As we carry on throughout this genealogy, we can dig up the meanings of the names from their Hebrew roots. For time’s sake I will only give a few examples of root words, but remember what God said to us in Proverbs 25:2.
Continuing through Genesis 5, we find Seth is next in line after Adam. Seth’s name means ‘appointed’, you will find a reference to this in Gen 4:25, where Eve says God has appointed her another son in place of Abel who had been killed by Cain.
After this we find Enosh which means ‘mortal’. The root is ‘anash’ which mean incurable, wound, grief… You can see how his name means mortal with words like that associated with it!
Next we have Kenan which means ‘sorrow’. Some of these name meanings are a bit sombre, I don’t think I would like to be named sorrow! I wonder why parents would name their child that? I can just imagine:
“Honey, I’m pregnant.”
“Oh man, my freedom is gone! Sorrow, oh what sorrow!”
:) Sorry, I’ll go on. Next we have Mahalalel. Things get a bit brighter with the meaning of his name. The first portion ‘mahalal’ means ‘blessed’ or ‘praise’, and ‘El’ is the name for God. (When you see ‘El’ in any name it has God’s name built into it, like Daniel.) So Mahalalel means ‘the blessed God’.
Next we have Jared which means ‘shall come down’. A rather odd meaning for a name? But read on and you shall see…
After this we have Enoch, which means ‘teaching’ or ‘commencement’. We know from the book of Hebrews that Enoch did not die – he was taken up by the Lord. His story is one of salvation. At 65 years old, he turned to God and walked with Him for the remainder of his 300 years of life, as a prophet proclaiming God’s judgment on a corrupt Earth.
The judgment would later come by the Great Flood in Noah’s time. There is a lot to talk about when it comes to Enoch, but I will save it for another day. I’d also love to address the reason for the long life spans in the Bible.
Next we have Methuselah. His name means ‘his death shall bring’. Methuselah’s name is actually a prophecy for the day of his death, for the Great Flood ‘his death shall bring.’
You will find a great show of Gods grace in this for Methuselah has the longest life span recorded in Scripture. God gave the world 969 years to turn from sin. But they did not.
Next we have Lamech, the root of his name means ‘despairing’. You will see the meaning of his name still evident in the English word ‘lament’.
Now last but not least, we have Noah. His name comes from the word ‘nacham’ which means ‘to bring relief’. Noah’s name means ‘comfort’ and ‘rest’.
And we’re done, from Adam all the way to Noah! Now this is where it gets good. I’m sure you will find it worthwhile.

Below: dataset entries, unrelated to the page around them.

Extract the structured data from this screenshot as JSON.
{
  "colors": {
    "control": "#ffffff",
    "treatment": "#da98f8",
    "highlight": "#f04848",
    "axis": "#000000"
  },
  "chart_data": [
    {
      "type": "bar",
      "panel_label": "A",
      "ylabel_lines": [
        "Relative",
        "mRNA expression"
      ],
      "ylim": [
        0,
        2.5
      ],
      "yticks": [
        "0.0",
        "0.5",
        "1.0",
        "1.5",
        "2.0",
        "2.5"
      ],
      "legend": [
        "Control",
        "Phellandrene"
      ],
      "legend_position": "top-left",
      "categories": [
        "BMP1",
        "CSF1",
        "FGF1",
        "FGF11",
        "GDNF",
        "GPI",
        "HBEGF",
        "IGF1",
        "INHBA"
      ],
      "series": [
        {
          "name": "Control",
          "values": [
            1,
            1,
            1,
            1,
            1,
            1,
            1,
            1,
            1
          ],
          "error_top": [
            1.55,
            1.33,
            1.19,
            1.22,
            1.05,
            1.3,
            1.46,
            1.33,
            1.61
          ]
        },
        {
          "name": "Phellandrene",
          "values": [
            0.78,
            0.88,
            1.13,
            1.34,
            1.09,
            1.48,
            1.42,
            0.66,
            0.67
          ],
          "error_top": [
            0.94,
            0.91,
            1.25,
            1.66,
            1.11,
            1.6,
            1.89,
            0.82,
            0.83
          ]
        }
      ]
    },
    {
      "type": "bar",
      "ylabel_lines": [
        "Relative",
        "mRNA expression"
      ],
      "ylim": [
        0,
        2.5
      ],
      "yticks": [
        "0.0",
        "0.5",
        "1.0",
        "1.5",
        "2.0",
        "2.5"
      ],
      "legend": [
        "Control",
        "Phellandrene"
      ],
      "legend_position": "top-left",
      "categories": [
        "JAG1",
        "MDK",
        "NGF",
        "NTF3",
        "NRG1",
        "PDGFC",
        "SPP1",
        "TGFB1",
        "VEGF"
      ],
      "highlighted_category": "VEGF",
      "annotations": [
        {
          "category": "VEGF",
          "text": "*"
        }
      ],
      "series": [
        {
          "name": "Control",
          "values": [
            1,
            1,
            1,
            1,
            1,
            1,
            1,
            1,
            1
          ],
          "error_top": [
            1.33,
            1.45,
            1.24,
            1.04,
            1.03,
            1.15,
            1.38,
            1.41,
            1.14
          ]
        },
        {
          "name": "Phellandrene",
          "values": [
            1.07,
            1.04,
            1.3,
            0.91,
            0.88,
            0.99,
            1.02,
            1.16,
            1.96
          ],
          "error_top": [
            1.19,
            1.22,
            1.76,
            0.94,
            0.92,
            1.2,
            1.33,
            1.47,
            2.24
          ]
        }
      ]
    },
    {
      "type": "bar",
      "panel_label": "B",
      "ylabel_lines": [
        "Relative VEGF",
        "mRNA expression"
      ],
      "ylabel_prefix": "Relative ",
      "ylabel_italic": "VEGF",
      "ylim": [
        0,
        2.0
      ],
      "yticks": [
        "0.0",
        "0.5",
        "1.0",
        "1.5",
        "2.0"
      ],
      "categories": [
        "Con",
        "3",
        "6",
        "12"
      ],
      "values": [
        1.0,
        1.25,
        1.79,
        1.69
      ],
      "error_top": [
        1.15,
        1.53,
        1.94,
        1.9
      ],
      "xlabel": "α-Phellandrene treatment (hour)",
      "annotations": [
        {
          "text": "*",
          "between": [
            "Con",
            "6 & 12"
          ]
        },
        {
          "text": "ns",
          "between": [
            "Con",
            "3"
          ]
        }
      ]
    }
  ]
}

Is the above just a genealogy filled with interesting names? Or is it something more? Now that we’ve found the root meanings of each name, let’s put them all in order:
Adam – Man
Seth – Appointed
Enosh – Mortal
Kenan – Sorrow
Mahalalel – The blessed God
Jared – Shall come down
Enoch – Teaching
Methuselah – His death shall bring
Lamech – Despairing
Noah – Comfort and rest
Put those meanings into a complete sentence and you get: Man (is) appointed mortal sorrow, (but) the blessed God shall come down teaching. His death shall bring (the) despairing comfort and rest.
And there you have it, in the names of Adam to Noah, a summary of the New Testament message – the Gospel of Jesus Christ!
For Jesus is Himself God, who came to down to Earth to teach. His sacrificial death on the cross washed away the sins of despairing man, and gave them comfort and rest.
Wow that’s great eh! I would say there is no way it could be by chance. A seemingly boring genealogy holds inside itself a short summary of the New Testament, and also holds the statement that Jesus is God.
Jesus was right when He said the whole of Scripture speaks of Him! The Bible has the fingerprint of God all over it. It has a depth that we could spend all of eternity searching. And if we search with the power of the Spirit, He will show us the wonders to be found in the Scriptures.
Thank you for spending the time to read this, and I hope it put a smile in your heart! God bless.